In this repo, the webspec is usually referenced by URL, and parts of the spec are inlined into the comments.

 WebIDL::ExceptionOr<void> Element::set_attribute_ns(Optional<FlyString> const& namespace_, FlyString const& qualified_name, String const& value)
 {
     // 1. Let (namespace, prefix, localName) be the result of validating and extracting namespace and qualifiedName given "element".
     auto extracted_qualified_name = TRY(validate_and_extract(realm(), namespace_, qualified_name, ValidationContext::Element));

     // 2. Set an attribute value for this using localName, value, and also prefix and namespace.
     set_attribute_value(extracted_qualified_name.local_name(), value, extracted_qualified_name.prefix(), extracted_qualified_name.namespace_());

     return {};
 }

(source)

For this example semcheck finds the following issue (using Claude Sonnet 4.0):

🚨 ERRORS (1)
   1. set_attribute_ns uses wrong ValidationContext - should use
      ValidationContext::Attribute instead of ValidationContext::Element
      Suggestion:
      Change ValidationContext::Element to ValidationContext::Attribute
      in the validate_and_extract call in set_attribute_ns

This is a good example of a false-positive result that you might get when the specification is a bit confusing. In the spec the algorithm for setting an attribute describes that the validation function must be used together with the element context rather than the attribute context. Semcheck cannot resolve this apparent contradiction and raises the issue you see above.

Finding actual issues in this repo turned out to be quite challenging. With around 5200+ links to whatwg.org, running semcheck on all of these references would take a huge amount of resources and time. Even then, verifying that each found issue is an actual issue is very hard for someone not familiar with web internals.

LLM Limitations

Initially I was hopeful that LLMs would be good at this specific task. While programming, I found that LLMs tend to be good at spotting inconsistencies, which made me hopeful that once tasked with just that, LLMs would shine. Instead, it seems that LLM training methods cause two problems:

  1. LLMs prefer to raise issues even when there’s nothing to report
  2. They apply their (outdated) knowledge of the world

One example of the latter was quite annoying during development of semcheck. Semcheck uses Go version 1.24. This often resulted in issues being raised mentioning that this particular Go version doesn’t exist. In reality, that version of Go was released after the knowledge cutoff of the model. It requires quite a bit of prompt engineering in order to reduce these kinds of false positives.

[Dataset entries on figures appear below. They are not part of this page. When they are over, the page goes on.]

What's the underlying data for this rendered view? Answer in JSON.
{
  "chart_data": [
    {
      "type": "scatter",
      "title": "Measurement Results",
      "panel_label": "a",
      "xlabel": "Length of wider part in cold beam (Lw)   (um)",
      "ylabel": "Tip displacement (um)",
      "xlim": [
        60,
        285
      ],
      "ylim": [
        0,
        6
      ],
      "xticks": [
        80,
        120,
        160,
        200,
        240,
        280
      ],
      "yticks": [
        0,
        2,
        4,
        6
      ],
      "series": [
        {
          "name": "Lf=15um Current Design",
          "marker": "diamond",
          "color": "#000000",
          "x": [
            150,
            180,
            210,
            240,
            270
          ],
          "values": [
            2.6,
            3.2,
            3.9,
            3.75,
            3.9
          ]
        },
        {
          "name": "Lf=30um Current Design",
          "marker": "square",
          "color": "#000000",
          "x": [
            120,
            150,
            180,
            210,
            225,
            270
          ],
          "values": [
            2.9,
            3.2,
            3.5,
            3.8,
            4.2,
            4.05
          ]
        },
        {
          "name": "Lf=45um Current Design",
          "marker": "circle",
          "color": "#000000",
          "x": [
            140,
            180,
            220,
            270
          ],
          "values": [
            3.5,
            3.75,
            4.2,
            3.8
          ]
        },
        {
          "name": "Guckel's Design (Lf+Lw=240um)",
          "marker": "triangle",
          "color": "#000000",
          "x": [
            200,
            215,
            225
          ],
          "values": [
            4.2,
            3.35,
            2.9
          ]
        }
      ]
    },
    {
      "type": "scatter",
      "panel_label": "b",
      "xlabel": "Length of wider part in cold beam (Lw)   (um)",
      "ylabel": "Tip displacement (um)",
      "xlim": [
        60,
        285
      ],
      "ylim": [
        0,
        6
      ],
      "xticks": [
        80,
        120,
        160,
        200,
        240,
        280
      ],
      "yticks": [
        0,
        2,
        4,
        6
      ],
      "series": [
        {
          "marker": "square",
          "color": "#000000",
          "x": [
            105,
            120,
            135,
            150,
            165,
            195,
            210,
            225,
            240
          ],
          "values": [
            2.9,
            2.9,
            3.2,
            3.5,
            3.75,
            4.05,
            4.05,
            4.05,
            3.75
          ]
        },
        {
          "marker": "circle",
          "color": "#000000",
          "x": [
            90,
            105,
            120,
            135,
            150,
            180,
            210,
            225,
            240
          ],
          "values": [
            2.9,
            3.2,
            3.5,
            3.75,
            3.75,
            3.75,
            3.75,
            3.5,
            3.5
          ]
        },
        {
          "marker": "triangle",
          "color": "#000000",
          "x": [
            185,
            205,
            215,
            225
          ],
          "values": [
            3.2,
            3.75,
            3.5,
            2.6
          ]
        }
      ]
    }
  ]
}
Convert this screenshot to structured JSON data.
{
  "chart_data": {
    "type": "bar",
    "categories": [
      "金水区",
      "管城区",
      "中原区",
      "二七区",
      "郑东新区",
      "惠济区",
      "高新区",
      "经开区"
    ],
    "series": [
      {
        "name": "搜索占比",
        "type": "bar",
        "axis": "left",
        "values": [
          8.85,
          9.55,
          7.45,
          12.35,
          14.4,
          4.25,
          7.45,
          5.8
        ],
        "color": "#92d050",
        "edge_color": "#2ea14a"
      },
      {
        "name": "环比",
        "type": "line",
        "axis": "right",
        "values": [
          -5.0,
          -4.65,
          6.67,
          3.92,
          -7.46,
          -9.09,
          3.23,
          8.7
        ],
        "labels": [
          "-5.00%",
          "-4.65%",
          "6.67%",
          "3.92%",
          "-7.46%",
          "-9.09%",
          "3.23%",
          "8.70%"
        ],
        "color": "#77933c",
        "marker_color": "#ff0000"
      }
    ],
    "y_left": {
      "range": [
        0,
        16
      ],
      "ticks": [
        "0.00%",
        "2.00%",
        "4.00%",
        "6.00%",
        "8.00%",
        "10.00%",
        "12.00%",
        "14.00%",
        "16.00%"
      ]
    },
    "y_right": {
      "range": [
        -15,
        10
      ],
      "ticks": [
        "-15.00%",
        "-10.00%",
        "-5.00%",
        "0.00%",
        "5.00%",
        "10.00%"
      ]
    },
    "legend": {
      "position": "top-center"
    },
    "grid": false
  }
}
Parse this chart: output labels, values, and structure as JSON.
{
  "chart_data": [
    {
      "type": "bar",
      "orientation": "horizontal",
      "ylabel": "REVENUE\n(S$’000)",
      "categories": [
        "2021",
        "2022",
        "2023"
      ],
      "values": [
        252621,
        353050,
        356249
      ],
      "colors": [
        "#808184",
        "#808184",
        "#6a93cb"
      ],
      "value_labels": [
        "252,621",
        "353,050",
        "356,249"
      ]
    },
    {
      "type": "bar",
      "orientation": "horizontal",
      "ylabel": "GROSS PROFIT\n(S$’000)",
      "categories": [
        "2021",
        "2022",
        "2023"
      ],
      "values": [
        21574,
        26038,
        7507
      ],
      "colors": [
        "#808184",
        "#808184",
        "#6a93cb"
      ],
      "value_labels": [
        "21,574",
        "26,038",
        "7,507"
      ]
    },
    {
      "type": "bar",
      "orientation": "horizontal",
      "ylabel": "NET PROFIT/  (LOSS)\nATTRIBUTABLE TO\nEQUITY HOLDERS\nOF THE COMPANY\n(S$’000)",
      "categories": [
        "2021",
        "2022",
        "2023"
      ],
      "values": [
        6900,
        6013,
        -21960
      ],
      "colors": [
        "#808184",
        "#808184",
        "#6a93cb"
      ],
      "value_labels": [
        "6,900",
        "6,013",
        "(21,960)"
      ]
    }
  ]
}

Generally, the biggest challenge with semcheck is the false-positive issues it finds. When false positives are raised, the user will have to take action and investigate. Every time this turns out to be for nothing, the user’s trust is eroded. Subsequently, the user becomes more likely to ignore semcheck’s output for future issues.

Conclusions

Semcheck not only improves your implementation but also forces you to be clear and exact in your specification. This means that semcheck might not be the best fit if that spec is being maintained outside your project. While this excludes large projects like Browsers, it is still a great fit for LLM-assisted programming. During development of semcheck I’ve been able to catch many mistakes before merging.

Semantic checks like these can also be extended to documentation, making sure that your docs correctly describe the behavior your code implements. Semcheck can already be used for this and is currently being used to make sure semcheck’s README.md file stays up-to-date.

Appendix A: Evaluation Suite

In order to evaluate how different prompts and models perform, I’ve also created an evaluation suite. My method is a little crude, as I only count the number of issues found and not necessarily whether the correct issues have been found. Some test cases have no issues at all, which gives a good indication of the likelihood that a model will hallucinate issues when they aren’t there. I might be able to match up found issues and actual issues by using an embedding model and measuring cosine similarity instead. I leave that as future work, however, as the current crude method already gives a fair estimate. See the performance of different models on semcheck eval here.